Boca Raton, Fla. — Soft demand by consumers and small businesses, and a $120 million pretax charge for an ongoing company overhaul, sent Office Depot’s sales and earnings sharply lower for the fiscal first quarter, ended March 28.
Net sales fell 19 percent to $3.2 billion, and the office-supply chain recorded a net loss of $55 million, compared with earnings of $69 million for the year-ago period. Excluding the impact of the charges, earnings fell 65 percent to $27 million.
The charges stem from the company’s continuing “strategic business review” and relate primarily to lease accruals, severance expenses and inventory write downs as it closed facilities during the quarter. It said the actions helped lower quarterly operating expenses by $192 million, excluding charges.
The company anticipates taking another $110 million in charges during the balance of the year, but says the restructuring will help boost total 2009 earnings before interest and taxes (EBIT) by about $130 million and cash flow by $85 million.
In addition, a series of initiatives including sale leasebacks of owned properties in the U.S. and Europe, dividends received from a joint venture, tax refunds, and the benefit from reduced capital spending helped the company realize about $160 million in cash during the quarter.
Office Depot also has access to $630 million through its asset-based loan facility, giving it $806 million in total available liquidity, it said.
Within its North American retail division, which operates 1,138 stores in the U.S. and Canada, sales sank 16 percent to $1.4 billion and same-store sales fell 17 percent during the quarter.
The chain attributed most of the decline to “macroeconomic factors as consumers and small business customers reduced their spending, especially on large-ticket items like furniture and computers.” The decision to be less aggressive with advertising promotions in certain categories also contributed to the sales decline, it said.
Operating profit for the division was essentially flat at $81 million, buoyed by higher product margins, lower charges for shrink and inventory valuation, unprofitable store closures and expense reduction, the company said, although those factors were offset by the flow-through impact from the quarter’s sales volume decline.
Office Depot closed 107 stores during the period and relocated one. Inventory was reduced about 27 percent to approximately $635,000 per store at the end of the quarter, due primarily to improved inventory management and reduced exposure to big-ticket inventory items, the company said.
In a research note, Credit Suisse’s Gary Balter described analyzing Office Depot’s quarterly results as “an experiment in forensic accounting” due to the voluminous charges, but lauded the company’s efforts to stay afloat.
“When one tries to cut through all the noise,” he wrote, “what we see is a retailer struggling to survive, one that has sold off many of the assets that it can monetize, one that continues to lose share in one of the best segments, its North American business solutions, and one that has continued problems internationally.”

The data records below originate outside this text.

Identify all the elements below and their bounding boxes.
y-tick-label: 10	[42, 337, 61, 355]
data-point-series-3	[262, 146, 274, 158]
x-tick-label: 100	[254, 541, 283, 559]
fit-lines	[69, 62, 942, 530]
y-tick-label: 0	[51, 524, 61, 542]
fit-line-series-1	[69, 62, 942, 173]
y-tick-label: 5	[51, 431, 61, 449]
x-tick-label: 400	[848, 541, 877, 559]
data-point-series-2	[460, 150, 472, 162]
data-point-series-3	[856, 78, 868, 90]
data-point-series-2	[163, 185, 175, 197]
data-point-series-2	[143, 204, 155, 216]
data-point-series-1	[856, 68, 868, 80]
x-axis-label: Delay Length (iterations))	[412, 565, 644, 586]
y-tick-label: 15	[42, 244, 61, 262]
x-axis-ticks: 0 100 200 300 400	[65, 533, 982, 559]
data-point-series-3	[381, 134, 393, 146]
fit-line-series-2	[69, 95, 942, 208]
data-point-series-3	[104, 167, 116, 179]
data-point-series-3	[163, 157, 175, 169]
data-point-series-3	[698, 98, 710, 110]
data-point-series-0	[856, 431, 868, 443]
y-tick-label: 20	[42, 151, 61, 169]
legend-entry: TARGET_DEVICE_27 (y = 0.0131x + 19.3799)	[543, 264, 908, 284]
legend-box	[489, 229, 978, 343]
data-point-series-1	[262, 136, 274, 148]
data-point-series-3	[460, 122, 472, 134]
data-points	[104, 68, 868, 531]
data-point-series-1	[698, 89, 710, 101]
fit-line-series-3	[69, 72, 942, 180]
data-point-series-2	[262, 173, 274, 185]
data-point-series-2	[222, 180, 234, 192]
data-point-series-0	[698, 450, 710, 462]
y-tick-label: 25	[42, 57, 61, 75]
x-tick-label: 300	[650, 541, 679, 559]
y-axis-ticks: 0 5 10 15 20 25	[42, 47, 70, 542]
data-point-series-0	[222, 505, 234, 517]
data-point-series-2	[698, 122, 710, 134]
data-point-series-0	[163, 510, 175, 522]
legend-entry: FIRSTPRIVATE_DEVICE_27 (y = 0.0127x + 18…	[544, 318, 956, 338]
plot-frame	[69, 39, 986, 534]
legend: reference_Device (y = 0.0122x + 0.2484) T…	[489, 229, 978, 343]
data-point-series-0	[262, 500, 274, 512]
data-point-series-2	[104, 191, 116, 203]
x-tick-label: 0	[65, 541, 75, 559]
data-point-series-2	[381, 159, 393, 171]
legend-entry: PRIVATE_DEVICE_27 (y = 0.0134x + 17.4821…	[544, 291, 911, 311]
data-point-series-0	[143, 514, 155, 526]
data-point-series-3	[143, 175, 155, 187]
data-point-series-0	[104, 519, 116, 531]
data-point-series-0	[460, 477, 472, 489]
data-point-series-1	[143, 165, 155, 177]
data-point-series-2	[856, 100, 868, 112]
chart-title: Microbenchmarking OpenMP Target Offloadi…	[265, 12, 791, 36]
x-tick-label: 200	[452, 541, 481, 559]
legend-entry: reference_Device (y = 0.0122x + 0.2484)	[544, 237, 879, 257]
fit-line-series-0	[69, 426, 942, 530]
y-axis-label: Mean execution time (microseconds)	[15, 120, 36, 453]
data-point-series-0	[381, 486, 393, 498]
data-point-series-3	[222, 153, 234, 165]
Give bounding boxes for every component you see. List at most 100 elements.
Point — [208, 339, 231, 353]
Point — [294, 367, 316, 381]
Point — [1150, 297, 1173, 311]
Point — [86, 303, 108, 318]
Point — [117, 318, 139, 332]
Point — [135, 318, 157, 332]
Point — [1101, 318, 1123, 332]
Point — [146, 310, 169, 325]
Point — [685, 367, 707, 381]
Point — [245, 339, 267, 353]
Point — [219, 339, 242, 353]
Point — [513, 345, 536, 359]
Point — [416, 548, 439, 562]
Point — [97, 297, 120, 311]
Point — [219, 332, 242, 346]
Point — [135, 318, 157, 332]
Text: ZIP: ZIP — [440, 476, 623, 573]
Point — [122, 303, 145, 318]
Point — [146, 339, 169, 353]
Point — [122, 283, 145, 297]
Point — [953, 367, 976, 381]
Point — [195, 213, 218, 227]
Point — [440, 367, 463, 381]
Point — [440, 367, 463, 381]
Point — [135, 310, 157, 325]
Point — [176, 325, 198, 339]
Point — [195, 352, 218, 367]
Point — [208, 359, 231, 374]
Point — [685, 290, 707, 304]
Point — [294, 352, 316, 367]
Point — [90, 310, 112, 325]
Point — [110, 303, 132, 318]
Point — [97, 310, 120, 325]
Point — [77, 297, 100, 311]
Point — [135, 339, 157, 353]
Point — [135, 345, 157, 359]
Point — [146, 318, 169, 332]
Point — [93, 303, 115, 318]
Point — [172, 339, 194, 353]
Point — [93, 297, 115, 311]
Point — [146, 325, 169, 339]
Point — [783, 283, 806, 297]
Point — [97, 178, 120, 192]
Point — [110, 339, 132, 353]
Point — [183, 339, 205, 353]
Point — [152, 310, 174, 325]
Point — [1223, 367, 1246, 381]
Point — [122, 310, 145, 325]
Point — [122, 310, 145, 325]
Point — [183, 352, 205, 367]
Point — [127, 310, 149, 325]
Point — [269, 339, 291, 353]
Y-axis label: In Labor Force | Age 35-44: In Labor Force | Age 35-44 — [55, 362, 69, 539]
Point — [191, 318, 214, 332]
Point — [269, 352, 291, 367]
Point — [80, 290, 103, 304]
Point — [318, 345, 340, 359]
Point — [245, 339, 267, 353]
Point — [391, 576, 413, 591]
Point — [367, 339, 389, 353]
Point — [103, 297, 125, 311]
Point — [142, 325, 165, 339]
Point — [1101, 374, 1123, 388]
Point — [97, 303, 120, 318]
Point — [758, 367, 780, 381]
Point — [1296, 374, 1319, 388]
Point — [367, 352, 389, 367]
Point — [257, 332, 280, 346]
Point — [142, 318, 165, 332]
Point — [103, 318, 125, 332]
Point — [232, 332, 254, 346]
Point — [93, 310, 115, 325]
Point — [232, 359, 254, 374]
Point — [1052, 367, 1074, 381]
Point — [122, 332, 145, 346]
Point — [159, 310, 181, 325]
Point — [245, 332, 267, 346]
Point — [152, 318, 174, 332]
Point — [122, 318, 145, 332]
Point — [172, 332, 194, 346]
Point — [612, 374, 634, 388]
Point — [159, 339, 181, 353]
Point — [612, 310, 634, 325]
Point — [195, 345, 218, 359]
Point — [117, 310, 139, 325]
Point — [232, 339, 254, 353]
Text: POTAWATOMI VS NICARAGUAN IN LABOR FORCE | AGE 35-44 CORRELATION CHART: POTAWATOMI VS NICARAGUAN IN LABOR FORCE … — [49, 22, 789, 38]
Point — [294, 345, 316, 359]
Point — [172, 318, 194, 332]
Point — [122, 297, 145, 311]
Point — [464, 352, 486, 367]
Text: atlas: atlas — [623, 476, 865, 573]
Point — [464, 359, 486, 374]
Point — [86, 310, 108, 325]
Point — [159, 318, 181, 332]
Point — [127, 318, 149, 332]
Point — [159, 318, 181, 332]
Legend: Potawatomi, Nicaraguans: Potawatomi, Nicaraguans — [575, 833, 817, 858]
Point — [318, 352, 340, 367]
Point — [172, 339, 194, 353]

Nevertheless, “It is not over by any means for Office Depot,” Balter continued, “and they have a management team that seems to recognize how dire their situation is … Office Depot does deserve credit for fighting for survival, as weaker management teams would have likely rolled over by now. [Chairman/CEO Steve Odland’s] actions to sell off assets, including possibly some core ones, and to push vendors, even if not loved by those vendors, shows a man who will not go down without a fight … If they can hang on to better times, and if better times come around sooner rather than later, there can be life as the No. 2 player.”